Net cash flow from operations improved to $21.3 million from just $1.3 million the previous year.

Net debt fell from $104 million to $15 million, reflecting the $78.8 million net proceeds from last year’s rights issue and placement as well as the improved cash flow, tighter working capital management and “prudent” capital expenditure – the latter was $7.2 million, slightly below depreciation and amortisation.

Steel & Tube will pay a final fully-imputed dividend of 1.5 cents per share, taking the annual payout to 5 cents. The dividend will be paid to those on the register on Sept. 13 on Sept. 27.

The company didn’t pay a final dividend last year but did pay an interim dividend of 7 cents per share.

“Steel & Tube has a number of strengths, including our national network providing a metropolitan and regional presence, a broad product range, technical capability, operational integrity and high standards of safety and quality,” says chief executive Mark Malpass in the announcement.

“Our pursuit of customer excellence will help to ensure we remain a relevant and attractive option for customers,” Malpass said.

“Margin performance has been challenging and, while there are external factors that are difficult to influence, the initiatives being undertaken are expected to deliver an improvement in both business divisions,” he said.
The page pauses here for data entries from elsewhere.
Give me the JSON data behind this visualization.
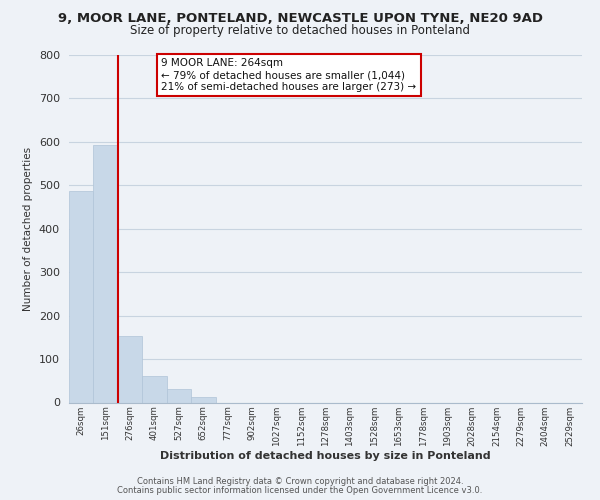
{
  "title": "9, MOOR LANE, PONTELAND, NEWCASTLE UPON TYNE, NE20 9AD",
  "subtitle": "Size of property relative to detached houses in Ponteland",
  "xlabel": "Distribution of detached houses by size in Ponteland",
  "ylabel": "Number of detached properties",
  "bar_labels": [
    "26sqm",
    "151sqm",
    "276sqm",
    "401sqm",
    "527sqm",
    "652sqm",
    "777sqm",
    "902sqm",
    "1027sqm",
    "1152sqm",
    "1278sqm",
    "1403sqm",
    "1528sqm",
    "1653sqm",
    "1778sqm",
    "1903sqm",
    "2028sqm",
    "2154sqm",
    "2279sqm",
    "2404sqm",
    "2529sqm"
  ],
  "bar_values": [
    487,
    593,
    152,
    62,
    32,
    12,
    0,
    0,
    0,
    0,
    0,
    0,
    0,
    0,
    0,
    0,
    0,
    0,
    0,
    0,
    0
  ],
  "bar_color": "#c8d8e8",
  "bar_edge_color": "#b0c4d8",
  "vline_color": "#cc0000",
  "ylim": [
    0,
    800
  ],
  "yticks": [
    0,
    100,
    200,
    300,
    400,
    500,
    600,
    700,
    800
  ],
  "annotation_title": "9 MOOR LANE: 264sqm",
  "annotation_line1": "← 79% of detached houses are smaller (1,044)",
  "annotation_line2": "21% of semi-detached houses are larger (273) →",
  "annotation_box_color": "#ffffff",
  "annotation_box_edge": "#cc0000",
  "footer_line1": "Contains HM Land Registry data © Crown copyright and database right 2024.",
  "footer_line2": "Contains public sector information licensed under the Open Government Licence v3.0.",
  "bg_color": "#eef2f7",
  "plot_bg_color": "#eef2f7",
  "grid_color": "#c8d4e0"
}
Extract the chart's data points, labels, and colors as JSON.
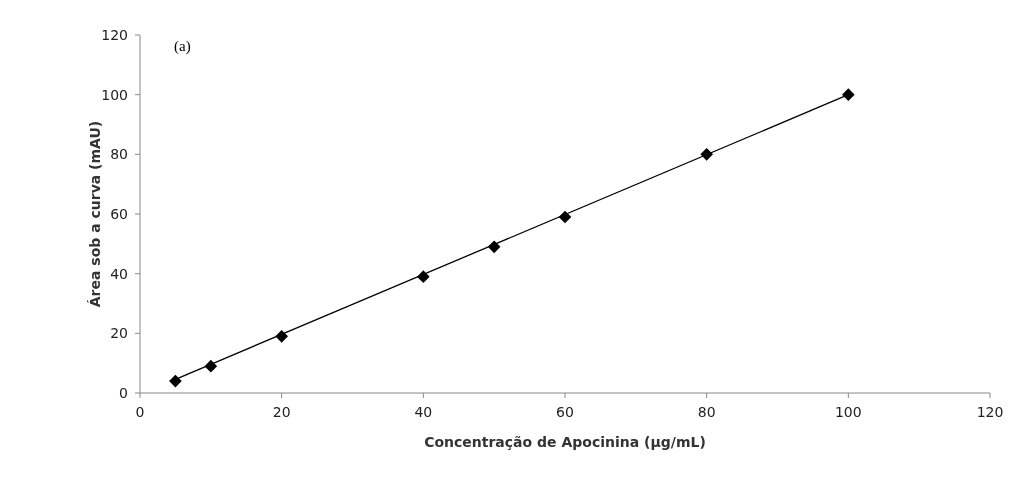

“We are very focused on building a business that is fit for the future and, while this is taking longer than originally anticipated, we remain confident in our long-term prospects.”

The distribution division’s ebit rose 9 percent to $2.9 million while the infrastructure division’s ebit rose 5 percent to $11.9 million.

The company expects tighter market conditions and the competitive landscape to continue in the current year and says it is adapting “to ensure the business model is fit for purpose.”

Steel & Tube shares closed yesterday at 96 cents and are down 20 percent from a year ago. The current price compares to last year’s $1.15 per share placement price and $1.05 rights issue price but is above last month’s low at 87 cents.